After further testing I found even If I speeded up the voice commands as long as they were audibly legibly it would be picked up by the Google voice assistant.  I was able to break the time down to 2 seconds, meaning I could make more commands to be given between normal drops of the song, meaning that the song would not need to be repeated and it could be added to multiple other tracks, but this could only be successful with a computer based voice as accents and dialects sped up tended to confused the Google device.

Now if I were deviously inclined I could have went into the centre of Dublin, let's say Grafton street where loud music is very common, with a custom EDM music track with a bunch of random drops with speeded up commands in between.  To anybody not paying attention this could seem like random stuff being said during the drops of a normal EDM song.  Additionally it is technically feasible with multiple embedded commands to target Androids, Apple and Windows phones in the one music track.

Upon even further testing I was able to modify the pitch of the track to ultra-sonic sounds trough a mix of plugins in audacity to around 20 to 23 KHz, I got this idea after seeing a passer-by blow on a dog whistle, I had large amounts of success with this method as for some reason the device was able to recognise the sound from around 20 to 23KHz, this level is un-audible to the human ear, so mixing the random drops, ultrasonic converted 2 second track, it is next to undetectable.

Other Platforms
This method would also be effective against the upcoming Google home devices, Alexa devices and so on, as the specifications state they have straight voice activation for certain features, this could be used to possibility manipulate the device to either call a number or add a tampered item to the shopping basket to be purchased as per feature listings.

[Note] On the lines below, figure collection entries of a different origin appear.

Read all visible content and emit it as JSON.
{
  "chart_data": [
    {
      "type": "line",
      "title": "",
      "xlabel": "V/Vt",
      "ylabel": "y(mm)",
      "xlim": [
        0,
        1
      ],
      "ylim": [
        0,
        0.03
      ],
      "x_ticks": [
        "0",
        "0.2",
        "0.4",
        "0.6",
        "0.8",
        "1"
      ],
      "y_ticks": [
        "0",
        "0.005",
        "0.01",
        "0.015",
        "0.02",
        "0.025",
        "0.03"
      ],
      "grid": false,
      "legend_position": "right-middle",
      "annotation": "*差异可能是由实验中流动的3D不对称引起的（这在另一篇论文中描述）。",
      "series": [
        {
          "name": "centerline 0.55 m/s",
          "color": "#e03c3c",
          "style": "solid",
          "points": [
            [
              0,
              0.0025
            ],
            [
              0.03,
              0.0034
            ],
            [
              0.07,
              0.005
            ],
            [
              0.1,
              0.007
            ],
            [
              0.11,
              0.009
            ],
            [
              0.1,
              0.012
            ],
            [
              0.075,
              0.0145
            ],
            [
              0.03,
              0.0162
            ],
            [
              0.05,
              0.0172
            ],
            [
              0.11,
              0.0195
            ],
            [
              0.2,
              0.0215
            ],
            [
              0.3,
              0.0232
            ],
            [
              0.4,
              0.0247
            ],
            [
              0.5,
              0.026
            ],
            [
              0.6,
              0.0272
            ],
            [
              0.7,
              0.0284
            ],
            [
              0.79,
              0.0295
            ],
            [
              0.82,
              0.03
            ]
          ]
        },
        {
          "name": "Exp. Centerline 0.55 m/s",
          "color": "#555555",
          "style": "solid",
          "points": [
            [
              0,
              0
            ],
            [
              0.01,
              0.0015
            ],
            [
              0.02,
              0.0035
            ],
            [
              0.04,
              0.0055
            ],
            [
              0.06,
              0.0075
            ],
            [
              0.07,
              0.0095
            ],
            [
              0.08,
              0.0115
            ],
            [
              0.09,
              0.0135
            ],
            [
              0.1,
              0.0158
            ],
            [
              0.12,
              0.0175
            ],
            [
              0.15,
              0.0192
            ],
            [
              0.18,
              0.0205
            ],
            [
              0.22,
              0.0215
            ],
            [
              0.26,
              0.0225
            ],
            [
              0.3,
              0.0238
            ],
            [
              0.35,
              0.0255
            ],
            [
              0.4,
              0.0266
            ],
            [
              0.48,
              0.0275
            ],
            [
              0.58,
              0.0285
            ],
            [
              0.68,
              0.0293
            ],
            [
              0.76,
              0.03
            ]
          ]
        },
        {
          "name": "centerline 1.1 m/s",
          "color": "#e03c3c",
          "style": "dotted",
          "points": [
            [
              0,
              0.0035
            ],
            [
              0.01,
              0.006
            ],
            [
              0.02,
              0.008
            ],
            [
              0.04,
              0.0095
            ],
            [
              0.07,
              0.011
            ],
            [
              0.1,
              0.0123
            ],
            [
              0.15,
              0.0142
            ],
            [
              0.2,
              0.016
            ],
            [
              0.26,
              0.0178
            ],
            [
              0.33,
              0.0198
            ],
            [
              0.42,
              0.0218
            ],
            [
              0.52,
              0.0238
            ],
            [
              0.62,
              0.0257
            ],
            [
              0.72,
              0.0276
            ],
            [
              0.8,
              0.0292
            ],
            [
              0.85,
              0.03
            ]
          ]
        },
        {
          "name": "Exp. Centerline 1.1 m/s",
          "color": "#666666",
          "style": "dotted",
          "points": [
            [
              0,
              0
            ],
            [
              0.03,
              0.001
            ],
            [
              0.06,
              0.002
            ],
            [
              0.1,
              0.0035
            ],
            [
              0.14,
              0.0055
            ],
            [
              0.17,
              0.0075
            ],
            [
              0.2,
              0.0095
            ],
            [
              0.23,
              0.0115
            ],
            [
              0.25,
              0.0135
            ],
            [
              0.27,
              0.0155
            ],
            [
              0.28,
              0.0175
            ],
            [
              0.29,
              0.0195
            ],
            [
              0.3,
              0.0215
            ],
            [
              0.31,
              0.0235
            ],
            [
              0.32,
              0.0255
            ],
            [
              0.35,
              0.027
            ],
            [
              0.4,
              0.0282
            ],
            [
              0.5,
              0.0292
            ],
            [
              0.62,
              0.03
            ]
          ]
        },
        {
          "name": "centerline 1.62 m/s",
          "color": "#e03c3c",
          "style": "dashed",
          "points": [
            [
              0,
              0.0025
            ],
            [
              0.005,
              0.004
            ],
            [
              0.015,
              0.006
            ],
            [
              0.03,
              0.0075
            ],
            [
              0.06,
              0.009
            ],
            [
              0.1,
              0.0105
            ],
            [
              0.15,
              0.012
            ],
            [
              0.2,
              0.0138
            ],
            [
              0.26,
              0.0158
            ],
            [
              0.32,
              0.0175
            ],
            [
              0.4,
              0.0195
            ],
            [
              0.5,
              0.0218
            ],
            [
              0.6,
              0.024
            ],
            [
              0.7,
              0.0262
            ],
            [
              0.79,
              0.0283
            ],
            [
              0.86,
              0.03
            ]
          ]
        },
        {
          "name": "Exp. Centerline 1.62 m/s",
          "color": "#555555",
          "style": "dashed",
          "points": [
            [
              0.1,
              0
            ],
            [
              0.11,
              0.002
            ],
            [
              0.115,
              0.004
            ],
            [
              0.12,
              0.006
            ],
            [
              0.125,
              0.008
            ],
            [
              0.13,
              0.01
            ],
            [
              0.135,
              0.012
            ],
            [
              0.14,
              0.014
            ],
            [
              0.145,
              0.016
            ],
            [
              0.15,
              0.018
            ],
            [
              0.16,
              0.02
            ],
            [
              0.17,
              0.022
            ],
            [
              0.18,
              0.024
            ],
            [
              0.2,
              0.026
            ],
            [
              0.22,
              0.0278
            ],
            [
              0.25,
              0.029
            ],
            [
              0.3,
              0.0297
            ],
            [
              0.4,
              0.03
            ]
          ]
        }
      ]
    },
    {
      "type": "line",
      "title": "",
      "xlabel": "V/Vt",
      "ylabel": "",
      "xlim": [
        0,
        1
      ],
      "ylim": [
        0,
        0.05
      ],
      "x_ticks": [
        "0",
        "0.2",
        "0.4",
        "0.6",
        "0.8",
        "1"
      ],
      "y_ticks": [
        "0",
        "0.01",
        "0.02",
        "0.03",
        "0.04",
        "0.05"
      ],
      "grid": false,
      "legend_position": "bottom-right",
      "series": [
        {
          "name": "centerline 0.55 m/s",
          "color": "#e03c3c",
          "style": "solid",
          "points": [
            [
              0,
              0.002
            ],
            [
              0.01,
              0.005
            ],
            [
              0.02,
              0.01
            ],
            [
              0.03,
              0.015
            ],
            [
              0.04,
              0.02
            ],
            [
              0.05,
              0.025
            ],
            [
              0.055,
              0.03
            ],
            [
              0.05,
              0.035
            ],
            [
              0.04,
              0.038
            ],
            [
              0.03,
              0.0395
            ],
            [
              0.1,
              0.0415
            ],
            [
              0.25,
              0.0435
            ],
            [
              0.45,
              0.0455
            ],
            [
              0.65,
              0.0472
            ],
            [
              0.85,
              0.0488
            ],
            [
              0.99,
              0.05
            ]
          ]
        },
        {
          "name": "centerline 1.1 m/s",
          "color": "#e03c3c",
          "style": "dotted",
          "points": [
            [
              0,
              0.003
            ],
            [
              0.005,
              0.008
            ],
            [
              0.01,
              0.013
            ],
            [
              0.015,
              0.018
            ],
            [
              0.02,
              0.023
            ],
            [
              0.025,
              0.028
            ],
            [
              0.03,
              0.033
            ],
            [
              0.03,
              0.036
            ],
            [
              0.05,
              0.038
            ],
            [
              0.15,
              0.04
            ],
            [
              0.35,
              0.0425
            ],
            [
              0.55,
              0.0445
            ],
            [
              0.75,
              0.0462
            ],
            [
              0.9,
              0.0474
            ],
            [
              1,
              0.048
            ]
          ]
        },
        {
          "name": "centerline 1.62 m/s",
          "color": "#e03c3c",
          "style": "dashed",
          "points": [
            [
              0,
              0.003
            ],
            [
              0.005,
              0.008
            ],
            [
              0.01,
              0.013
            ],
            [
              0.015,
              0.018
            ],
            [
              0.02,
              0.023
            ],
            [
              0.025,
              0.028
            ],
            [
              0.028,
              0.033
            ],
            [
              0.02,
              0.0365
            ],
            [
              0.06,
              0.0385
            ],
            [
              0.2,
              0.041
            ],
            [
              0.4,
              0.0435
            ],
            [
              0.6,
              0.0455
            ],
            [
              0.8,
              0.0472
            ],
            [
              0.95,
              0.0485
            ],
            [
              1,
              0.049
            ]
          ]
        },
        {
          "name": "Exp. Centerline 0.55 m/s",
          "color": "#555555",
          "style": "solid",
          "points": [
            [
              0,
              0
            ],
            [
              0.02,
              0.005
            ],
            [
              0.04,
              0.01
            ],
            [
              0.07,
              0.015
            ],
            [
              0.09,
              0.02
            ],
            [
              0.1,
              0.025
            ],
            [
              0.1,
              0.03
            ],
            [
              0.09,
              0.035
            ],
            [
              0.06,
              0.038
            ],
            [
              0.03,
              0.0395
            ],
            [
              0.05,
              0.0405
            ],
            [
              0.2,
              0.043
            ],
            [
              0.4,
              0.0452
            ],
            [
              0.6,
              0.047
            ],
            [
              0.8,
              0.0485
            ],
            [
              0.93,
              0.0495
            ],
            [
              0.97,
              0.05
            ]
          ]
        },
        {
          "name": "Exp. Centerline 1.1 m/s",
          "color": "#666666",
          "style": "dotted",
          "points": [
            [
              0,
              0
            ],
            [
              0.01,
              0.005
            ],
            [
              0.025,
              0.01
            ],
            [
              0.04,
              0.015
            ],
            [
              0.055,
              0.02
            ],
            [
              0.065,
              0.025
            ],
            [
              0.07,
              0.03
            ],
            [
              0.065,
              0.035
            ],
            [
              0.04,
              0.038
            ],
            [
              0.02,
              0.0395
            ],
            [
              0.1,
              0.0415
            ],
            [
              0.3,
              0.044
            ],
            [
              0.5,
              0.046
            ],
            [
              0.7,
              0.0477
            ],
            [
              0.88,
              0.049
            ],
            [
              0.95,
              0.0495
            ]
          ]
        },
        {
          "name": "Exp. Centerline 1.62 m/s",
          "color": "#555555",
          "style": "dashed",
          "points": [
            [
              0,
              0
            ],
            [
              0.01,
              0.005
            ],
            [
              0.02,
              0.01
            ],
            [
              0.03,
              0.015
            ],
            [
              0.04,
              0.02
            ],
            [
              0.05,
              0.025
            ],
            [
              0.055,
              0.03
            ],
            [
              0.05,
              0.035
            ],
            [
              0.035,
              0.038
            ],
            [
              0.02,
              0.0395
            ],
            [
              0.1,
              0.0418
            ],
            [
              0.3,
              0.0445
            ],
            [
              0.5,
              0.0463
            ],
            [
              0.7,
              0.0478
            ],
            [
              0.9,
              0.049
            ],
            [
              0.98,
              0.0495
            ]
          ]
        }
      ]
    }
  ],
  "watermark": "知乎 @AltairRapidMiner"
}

Unfortunately at this time I am unable to test this attack vector as I currently do not own a Google home device and will hopefully be able to test this method when I get one on release.

The Fix
The only fixes I know are to require a manual input from the user prior each Voice Recognition command.  Alternatively turn the Voice Recognition feature off until required.  Another fix would be to change the microphone sensitivity so only audible audio is heard by the device.